Tamara Thomas may want to consider becoming a store detective — she certainly has an eye for the job.

On Saturday, she prevented a fraud which should be a cautionary tale for anyone who relies on their bank debit card.

The Stone Mountain woman went to the Super Save grocery on Redan Road for chicken because she had a hankering for a sandwich in a style that she had loved since her childhood in Darien — fried chicken thigh with bone included.

When she tried to pay, she was missing her debit card.

She quickly deduced the card must have fallen from her pocket when she pulled out her phone to make call in the store. She couldn’t find it, so she used a credit card to pay for the food.

A headache had replaced the chicken craving, so she headed across the parking lot to the Family Dollar to buy Goody’s Powder to cure it.

It was at the Family Dollar that Thomas, a 41-year-old administrative assistant for an engineering organization, showed her detecting prowess.

“I saw a family — man, woman and young son — shopping like it was Christmas,” she said in a Facebook post that she shared with The Atlanta Journal-Constitution. “I looked at them grabbing toys and thought, ‘Someone hit the lottery.’ ”

She was a bit suspicious. According to a DeKalb County police report, Thomas noticed the family hadn’t even checked prices. At the cash register, she got in line behind the man as his wife left the store.

Sure enough, when it came time to pay for the nearly $200 in toys, the man whipped out a debit card and swiped it. Thomas could see that it was her customized card from Wells Fargo.

“I said, ‘Dude, that’s my card. Give me my card please,’” she said. “He says, ‘This is my wife’s card.’ I said, ‘No the hell it isn’t. Not with a picture of me, my daughter and puppy on the front. Give me my card.’”

By this time, the man’s son — whom Thomas described as about 11 or 12 — was looking at dad, who was still claiming the card belonged to him, in growing confusion, Thomas said. The man put his thumb over her picture, she said.

The clerk then asked for the card. Thomas said she was calling 911. The man told the boy, “let’s go,” and both headed out the door, without the toys and with Thomas trailing.

“He tells his son and the woman that’s waiting outside on the Christmas gifts, ‘Come on and run,’ ” Thomas said. “As they take off running, I’m on the phone with DeKalb County 911. I get in my car to see where they are going. They run behind a church.”

A DeKalb police officer quickly apprehended Kahlif Aleem Buggs, 32, after a foot chase. Officer A.M. Cadieu found Thomas’ debit card in Buggs’ coat pocket, according to the police report.

“He stated he found a bank card on the ground at the Super Save and used it at the family dollar … he was sorry and could he just pay the lady for the stuff he bought and drop the whole thing,” Cadieu wrote in the report.

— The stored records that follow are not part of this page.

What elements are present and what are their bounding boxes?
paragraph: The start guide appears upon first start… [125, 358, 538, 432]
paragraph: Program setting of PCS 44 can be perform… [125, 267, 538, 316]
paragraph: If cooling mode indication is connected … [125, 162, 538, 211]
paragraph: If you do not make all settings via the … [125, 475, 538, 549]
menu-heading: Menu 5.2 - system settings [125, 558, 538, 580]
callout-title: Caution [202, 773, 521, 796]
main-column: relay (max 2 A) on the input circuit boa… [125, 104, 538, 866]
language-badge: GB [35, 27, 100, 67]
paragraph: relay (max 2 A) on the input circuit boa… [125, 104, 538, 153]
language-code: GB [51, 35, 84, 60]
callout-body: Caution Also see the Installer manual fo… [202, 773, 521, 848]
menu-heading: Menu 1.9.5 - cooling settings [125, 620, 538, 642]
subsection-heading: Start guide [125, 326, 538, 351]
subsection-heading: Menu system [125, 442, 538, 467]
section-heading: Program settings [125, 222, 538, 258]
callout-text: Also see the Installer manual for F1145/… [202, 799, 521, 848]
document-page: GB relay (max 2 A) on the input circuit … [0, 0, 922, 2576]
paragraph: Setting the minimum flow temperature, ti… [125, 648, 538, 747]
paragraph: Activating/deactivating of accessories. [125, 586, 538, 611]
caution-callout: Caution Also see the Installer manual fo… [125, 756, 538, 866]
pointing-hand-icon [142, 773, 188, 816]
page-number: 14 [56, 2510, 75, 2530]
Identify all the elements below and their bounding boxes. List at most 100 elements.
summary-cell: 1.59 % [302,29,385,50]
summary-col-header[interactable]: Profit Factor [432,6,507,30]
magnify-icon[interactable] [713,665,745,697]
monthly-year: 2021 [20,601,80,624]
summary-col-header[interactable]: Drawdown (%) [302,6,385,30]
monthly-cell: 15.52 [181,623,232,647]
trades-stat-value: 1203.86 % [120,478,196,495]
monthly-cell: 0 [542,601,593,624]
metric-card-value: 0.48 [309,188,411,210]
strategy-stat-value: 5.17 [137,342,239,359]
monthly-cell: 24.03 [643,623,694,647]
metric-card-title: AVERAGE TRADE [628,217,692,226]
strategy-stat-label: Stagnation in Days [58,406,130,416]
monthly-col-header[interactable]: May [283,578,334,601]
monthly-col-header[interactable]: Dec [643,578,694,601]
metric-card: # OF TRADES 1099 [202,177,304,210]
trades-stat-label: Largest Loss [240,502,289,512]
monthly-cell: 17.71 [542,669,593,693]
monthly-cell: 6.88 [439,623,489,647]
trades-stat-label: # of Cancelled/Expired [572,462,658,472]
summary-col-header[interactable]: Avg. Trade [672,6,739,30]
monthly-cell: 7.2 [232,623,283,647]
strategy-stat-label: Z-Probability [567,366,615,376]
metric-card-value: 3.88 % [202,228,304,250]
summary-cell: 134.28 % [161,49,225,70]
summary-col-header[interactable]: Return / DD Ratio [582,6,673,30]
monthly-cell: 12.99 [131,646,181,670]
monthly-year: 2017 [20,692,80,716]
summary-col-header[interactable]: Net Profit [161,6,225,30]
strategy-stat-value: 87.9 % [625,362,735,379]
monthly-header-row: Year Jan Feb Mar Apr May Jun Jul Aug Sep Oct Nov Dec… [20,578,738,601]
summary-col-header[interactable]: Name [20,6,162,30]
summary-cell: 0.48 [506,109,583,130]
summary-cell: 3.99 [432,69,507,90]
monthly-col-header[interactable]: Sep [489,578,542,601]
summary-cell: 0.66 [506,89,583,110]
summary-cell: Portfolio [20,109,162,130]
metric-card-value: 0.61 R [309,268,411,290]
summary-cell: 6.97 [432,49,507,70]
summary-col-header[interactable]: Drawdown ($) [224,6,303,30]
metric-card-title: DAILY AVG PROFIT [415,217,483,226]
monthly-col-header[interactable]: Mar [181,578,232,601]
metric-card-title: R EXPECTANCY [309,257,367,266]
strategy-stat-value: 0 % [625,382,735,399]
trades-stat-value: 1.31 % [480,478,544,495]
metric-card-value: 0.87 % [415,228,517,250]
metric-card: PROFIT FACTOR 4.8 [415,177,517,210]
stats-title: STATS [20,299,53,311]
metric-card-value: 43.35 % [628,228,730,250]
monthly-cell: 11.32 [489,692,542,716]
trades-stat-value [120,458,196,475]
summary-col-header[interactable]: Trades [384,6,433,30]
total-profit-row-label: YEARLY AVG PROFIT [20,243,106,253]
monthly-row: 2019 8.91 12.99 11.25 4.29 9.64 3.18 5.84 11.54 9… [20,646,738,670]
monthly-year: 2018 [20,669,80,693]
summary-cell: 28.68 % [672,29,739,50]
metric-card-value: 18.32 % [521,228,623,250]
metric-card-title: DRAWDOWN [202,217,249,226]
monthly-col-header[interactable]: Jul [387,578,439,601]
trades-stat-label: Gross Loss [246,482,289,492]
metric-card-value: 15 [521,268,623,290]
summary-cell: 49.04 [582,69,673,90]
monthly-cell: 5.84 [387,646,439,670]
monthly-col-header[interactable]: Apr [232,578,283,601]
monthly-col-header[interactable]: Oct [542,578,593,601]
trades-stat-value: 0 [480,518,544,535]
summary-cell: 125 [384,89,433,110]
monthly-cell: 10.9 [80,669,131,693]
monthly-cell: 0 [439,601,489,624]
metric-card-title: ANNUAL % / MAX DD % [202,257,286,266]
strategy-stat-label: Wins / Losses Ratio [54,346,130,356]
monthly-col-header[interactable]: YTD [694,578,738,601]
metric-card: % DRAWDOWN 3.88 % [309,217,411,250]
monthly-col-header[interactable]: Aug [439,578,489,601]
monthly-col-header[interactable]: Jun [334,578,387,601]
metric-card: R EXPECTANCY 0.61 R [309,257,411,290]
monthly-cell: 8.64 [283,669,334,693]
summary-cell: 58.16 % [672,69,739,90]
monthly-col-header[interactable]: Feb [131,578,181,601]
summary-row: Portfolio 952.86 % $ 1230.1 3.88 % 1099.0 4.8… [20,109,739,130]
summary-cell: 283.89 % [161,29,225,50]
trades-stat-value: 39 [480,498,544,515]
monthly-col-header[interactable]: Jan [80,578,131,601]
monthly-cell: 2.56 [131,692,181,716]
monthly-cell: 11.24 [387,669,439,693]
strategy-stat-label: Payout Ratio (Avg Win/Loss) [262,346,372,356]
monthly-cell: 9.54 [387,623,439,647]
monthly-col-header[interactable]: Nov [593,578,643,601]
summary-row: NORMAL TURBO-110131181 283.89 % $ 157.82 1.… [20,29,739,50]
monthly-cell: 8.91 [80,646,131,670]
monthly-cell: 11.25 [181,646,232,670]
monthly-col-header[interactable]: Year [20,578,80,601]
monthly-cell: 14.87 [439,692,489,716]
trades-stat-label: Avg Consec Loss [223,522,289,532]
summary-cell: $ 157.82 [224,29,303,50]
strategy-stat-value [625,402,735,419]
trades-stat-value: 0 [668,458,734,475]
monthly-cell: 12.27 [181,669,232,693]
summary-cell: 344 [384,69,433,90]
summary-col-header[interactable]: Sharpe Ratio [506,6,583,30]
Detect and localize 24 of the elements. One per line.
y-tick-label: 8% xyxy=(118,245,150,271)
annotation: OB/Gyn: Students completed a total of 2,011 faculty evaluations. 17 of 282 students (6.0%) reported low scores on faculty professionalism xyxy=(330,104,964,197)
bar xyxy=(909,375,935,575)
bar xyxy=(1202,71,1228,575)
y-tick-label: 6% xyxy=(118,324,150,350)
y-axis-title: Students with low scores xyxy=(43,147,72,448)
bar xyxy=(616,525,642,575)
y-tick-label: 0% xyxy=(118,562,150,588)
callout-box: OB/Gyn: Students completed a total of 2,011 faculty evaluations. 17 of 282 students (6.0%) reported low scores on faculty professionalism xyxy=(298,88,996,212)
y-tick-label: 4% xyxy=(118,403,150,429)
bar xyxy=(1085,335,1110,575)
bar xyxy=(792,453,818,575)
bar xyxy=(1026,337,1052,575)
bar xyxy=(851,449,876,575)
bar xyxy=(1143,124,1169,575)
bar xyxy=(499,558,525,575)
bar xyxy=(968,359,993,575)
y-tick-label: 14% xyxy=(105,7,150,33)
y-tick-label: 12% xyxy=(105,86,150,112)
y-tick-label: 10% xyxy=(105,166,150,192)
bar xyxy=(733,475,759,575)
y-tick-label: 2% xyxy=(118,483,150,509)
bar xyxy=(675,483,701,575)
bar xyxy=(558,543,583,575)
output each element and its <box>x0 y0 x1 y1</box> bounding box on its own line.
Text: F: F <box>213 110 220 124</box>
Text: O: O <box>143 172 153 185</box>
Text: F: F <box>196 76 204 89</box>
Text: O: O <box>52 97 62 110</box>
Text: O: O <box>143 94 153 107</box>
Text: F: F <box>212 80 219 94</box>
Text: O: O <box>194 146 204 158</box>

Cadieu arrested Buggs, who he noted had also purchased a case of Corona beer at a nearby Texaco. Thomas said that another person’s card was also found on Buggs and in about 20 minutes he had run up about $80 in purchases.

The beer and toys were handed over to a detective. The card was returned to Thomas.

Attempts to reach Buggs for comment were unsuccessful. A woman who described herself as his wife when The AJC called said he wasn’t available and she didn’t want to discuss the episode.

Thomas said she went home much more elated. One of the first things she did was make her chicken sandwich.